Brands like Sephora that have invested in creating great personalized experiences in their mobile apps have realized that the digital and physical worlds can come together nicely for in-store customers that already have their app on their smartphones. They can ping you when you’re near a store and suggest customized items that you may want to stop in and buy. If it’s been a few months since you bought a new mascara, they might suggest one you’ll like and perhaps even send a coupon. Other brands like Walgreens are also expanding upon their loyalty programs in similar ways to personalize the in-store experience for their customers.

Automating engagement

Not all hypersonalization implementations are intended to drive more purchases. The same techniques can be used to improve customer experiences even when those experiences are the product. And that can be true for in-person experiences as well as virtual ones. Disney’s MagicBand technology is a great example. Guests are given wristbands containing RFID chips that are preset with their personal preferences. These can then guide the guests towards interactions that they might enjoy the most. By also serving as a way to enter rides and pay for concessions, these wristbands reduce friction for Disney’s customers.

Disney developed the MagicBand technology years ago, before the pervasiveness of today’s smartphones, and having a proprietary system allows them a high degree of control and first-party data collection. One of the executives behind its creation is now at Carnival Cruise Lines and has implemented a similar system for personalization on their cruises. A highly customized system like their OceanMedallion might be necessary in an environment without stable cell service like a cruise ship. It requires significant investment, but for an immersive high-touch experience like a cruise or a theme park it could provide significant ROI. Disney reportedly plans to start integrating personalization into the storytelling of the experiences in their parks. That could provide yet another moat around the Disney parks experience that competitors wouldn’t be able to easily match.  

For most brands hyperpersonalization can be achieved with a much lighter lift. The pervasiveness of smartphones, their ever increasing capabilities, and the increasing willingness of consumers to install and use apps from the brands they care about, all make it relatively straightforward to implement highly personalized services that extend into the physical world. As travel increases post-pandemic, apps can now make personalized recommendations on hotels and activities that suit customers and their families.

One of the key insights from the last year in the events world has been that people don’t want to lose some of the benefits of virtual events, even as live events return.
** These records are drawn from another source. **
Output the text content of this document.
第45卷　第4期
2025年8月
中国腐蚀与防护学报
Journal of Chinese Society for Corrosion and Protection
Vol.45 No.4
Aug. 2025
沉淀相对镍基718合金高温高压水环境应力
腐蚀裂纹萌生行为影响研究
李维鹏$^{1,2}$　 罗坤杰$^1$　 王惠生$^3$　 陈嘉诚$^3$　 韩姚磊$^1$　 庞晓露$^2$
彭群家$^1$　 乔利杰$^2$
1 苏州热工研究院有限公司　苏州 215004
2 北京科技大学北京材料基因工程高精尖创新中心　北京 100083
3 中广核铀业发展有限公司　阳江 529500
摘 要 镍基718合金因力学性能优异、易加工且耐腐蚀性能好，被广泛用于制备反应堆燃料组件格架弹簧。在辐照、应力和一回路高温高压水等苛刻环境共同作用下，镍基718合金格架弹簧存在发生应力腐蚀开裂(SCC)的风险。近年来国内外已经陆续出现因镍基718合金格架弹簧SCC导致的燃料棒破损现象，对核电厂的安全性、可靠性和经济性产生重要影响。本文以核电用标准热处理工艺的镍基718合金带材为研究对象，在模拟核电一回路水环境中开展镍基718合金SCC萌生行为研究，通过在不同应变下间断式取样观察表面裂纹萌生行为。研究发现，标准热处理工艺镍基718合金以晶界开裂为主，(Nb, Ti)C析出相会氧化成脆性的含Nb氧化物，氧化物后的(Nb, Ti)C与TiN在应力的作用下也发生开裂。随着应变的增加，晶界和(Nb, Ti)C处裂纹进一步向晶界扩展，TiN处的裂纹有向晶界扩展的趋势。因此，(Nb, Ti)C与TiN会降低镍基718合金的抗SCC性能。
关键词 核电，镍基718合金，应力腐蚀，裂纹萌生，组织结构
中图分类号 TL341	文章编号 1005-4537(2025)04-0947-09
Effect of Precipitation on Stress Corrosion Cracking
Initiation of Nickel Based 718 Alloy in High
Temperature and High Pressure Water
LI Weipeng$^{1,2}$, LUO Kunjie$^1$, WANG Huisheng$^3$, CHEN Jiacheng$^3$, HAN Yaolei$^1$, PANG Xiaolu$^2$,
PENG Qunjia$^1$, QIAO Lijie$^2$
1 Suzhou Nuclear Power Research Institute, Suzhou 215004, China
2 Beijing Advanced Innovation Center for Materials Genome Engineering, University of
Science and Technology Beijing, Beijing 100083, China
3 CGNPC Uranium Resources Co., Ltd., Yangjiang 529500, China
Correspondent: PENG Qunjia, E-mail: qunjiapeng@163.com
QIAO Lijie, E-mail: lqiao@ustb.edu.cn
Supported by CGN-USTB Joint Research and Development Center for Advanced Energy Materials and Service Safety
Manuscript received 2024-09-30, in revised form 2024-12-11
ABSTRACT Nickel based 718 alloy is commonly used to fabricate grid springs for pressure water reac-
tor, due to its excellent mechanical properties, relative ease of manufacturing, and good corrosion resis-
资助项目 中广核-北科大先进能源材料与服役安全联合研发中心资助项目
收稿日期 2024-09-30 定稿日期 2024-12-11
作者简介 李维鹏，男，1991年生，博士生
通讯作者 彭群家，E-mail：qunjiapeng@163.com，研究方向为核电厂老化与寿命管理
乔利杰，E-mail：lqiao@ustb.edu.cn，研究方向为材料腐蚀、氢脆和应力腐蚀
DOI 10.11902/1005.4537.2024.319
But that also translates to a new willingness to engage with a brand’s digital touchpoints in ways that can result in more data insights than ever. The collection of pre-event data, for example, can offer new insights to event planners. Location data can help mobile pop-ups personalize offerings as they move around the country.

Further innovations

Brands need customer trust, and we’ve seen that data privacy concerns are rising with consumers. But we’ve also seen that people are willing to share their data freely when they know how and why it’s being used (and that it’s secure). As a result, brands have implemented all sorts of strategies for creating practical benefits for customers who share things as simple as their emails addresses or phone numbers. According to a recent study by Gartner, millennials don’t mind being tracked as long as it’s to provide a better, more personalized shopping experience.

Of necessity, hyperpersonalization strategies rely on a brand’s ability to collect more data in order to refine outcomes. As technology advances, that may mean implementing entirely new forms of tracking. In a return to our old Minority Report premonitions, Walgreens and other retailers have already experimented with the use of biometric data such as facial recognition and sentiment-tracking to try and gauge the mood of their in-store customers and offer up personalized ads and discounts using that data.

While there can sometimes be pushback against new technologies, hyperpersonalization may be one area in which the trade-offs are deemed worthwhile.